I have been following Pablo’s running accounts with interest and envy.
I envy Pablo for three reasons. The first is that he can run. A lot of us who started running at relatively young ages eventually end up with knee problems that either slow us down significantly or stop us altogether. That’s me.
The second thing I envy is Pablo’s enthusiasm. When I was running well, about 30 years ago, I loved it and couldn’t imagine not running. I miss the enthusiasm as well as the running itself.
The third reason I envy Pablo is that his running is improving. I think that if I had continued the kind of running I was doing at 30, I would be slowing down by now. That thought made me do a little research. I wanted to look at how runners’ capabilities change over time.
There are short distance runners, medium-distance runners, and long-distance runners. I completed a marathon at age 27 in 1977 but never ran another. My running improved from that time to around 1984 when my knees ruined my running. In those days of graduate school, I ran a couple of 5-kilometer races, which I consider just over short distances. I ran some 10-k races, which I think fall firmly into the medium-distance category, and one 15-k race, which I think is a long distance. The marathon is the quintessential long distance race.
Pablo has completed a marathon, which makes him a runner, not a jogger. I’m not sure anyone who hasn’t completed a marathon can really understand what it means to run 26.2 miles. It’s a tremendous accomplishment. The running ability of the best marathoners is almost unbelievable. The best sprinters can run 100 yards in about 9.7 seconds, and then they’re done for. The best milers run at a pace of about 12.7 seconds per 100 yards, slower than a sprinter but not by much. The top marathoners run at a pace of about 16 seconds per 100 yards, only they do it for a little over two hours, or 461 times the 100-yard race. So I picked the marathon as the standard long distance to look at.

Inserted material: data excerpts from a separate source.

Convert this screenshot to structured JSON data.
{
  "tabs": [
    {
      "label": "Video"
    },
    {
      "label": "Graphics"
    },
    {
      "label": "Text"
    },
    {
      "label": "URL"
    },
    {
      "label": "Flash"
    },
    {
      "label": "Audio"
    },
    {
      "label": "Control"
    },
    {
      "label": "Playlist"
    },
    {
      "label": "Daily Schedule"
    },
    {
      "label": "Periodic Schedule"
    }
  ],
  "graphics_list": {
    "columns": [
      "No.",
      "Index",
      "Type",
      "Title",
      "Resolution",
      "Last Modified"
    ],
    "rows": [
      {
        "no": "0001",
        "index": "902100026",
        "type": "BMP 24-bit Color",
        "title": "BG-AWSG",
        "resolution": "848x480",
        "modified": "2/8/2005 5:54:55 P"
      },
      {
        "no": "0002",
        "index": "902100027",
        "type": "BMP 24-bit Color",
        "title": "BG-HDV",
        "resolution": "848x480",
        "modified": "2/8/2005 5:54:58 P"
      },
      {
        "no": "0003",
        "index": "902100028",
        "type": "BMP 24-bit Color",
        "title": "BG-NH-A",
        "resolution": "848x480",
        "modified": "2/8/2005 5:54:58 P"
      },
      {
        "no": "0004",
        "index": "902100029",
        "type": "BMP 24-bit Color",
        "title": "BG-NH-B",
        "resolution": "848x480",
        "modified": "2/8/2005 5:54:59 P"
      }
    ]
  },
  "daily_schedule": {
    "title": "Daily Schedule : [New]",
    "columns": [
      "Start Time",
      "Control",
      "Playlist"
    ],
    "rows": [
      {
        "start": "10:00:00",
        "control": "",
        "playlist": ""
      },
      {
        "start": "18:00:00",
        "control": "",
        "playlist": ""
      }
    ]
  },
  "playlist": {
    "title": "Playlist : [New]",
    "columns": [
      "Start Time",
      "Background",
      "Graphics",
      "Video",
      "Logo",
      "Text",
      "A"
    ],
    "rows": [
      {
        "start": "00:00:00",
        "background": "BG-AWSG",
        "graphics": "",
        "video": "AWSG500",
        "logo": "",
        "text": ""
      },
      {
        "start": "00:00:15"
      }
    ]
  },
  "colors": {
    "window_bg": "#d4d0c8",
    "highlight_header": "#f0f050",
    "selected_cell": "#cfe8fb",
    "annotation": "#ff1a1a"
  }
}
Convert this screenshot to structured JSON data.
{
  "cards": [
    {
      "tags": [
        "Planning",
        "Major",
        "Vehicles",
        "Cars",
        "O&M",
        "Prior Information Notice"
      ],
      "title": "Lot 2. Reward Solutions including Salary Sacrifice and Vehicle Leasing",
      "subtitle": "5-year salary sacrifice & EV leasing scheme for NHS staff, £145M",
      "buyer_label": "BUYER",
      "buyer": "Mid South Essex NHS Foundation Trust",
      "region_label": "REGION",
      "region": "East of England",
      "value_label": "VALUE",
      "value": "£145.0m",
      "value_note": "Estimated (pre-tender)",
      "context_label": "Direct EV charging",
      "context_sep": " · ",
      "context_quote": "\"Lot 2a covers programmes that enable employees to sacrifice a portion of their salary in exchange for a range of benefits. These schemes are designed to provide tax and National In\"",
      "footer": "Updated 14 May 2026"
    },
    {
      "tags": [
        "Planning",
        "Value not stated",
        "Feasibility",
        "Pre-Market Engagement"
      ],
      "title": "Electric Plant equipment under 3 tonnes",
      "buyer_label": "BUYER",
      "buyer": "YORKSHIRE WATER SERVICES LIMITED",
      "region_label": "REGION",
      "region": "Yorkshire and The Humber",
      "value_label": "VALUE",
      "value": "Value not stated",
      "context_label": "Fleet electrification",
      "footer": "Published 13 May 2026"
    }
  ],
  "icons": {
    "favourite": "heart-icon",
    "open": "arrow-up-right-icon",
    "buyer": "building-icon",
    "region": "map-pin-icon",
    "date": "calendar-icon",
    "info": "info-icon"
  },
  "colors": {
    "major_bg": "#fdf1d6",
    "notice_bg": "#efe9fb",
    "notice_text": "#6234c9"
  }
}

I came up with a guess at a plot of maximum theoretical running performance as a function of age. This is it, with running ability on the vertical axis and age in years on the horizontal axis.
Theoretical running ability as a function of age in years
Researchers at Marquette University found that the average age of the top five finishers from big world marathons, the ones that attract top marathoners from around the world, was 29.8 for men and 28.9 for women. That’s verging on truly aged in the world of extremely strenuous physical competitive sports, but from my perspective, deep into the barren and trackless desert of advancing age and increasing physical disability, those people seem positively callow. I assumed that those ages are the ages at which running ability peaks. So I called that peak 100 on the range of running ability.
I further assumed that there is some kind of physical training program that would result in peak performance at any given age if a runner faithfully followed the program without injury. If you started at the correct age (whatever that age is) and followed the program, you would end up at the maximum (100 on the plot) at age 29.8 for men and 28.9 for women. Before that time, you would be performing at the limit of your own capability, but it wouldn’t be as good as you would reach at your peak. I have no idea what the changing capability would be, but I assumed it would look something like what the plot shows at earlier ages. You would, of course, start out at zero at birth.
A slow decline starts after the peak. There is some research indicating a decrease in ability of good to excellent runners of between a half a percent and one and a half percent per year for a number of years, and then a drop of around 7 percent per year starting in the 40’s. The drop is even steeper after around 65.
I think this would be the envelope for any person running long distances. If a person trained properly from the right age, his or her performance would follow this curve. I assume (without any good reason) that if you don’t start at the beginning, you can never reach the level of the curve for your age, no matter how well you train. So if a theoretical person started running at 22, he might improve dramatically but would never reach the best he could have done for any age if he had started at the “correct” age. That’s my assumption although it might not be true.
That means that Pablo may well continue to improve for years to come, although he will probably never be competitive at the top level of marathoners. If, on the other hand, I had continued to run without injury, at some point in the past I would have begun to follow the downward curve. I would look back nostalgically at the times I had achieved in my youth, while every race I ran took longer and longer.
And still, I miss running. I often think of how nice it would be to run on the course I take when I walk the dogs. I might have had to throw away my running watch, but I would happily trade the best watch in the world for a pair of good knees.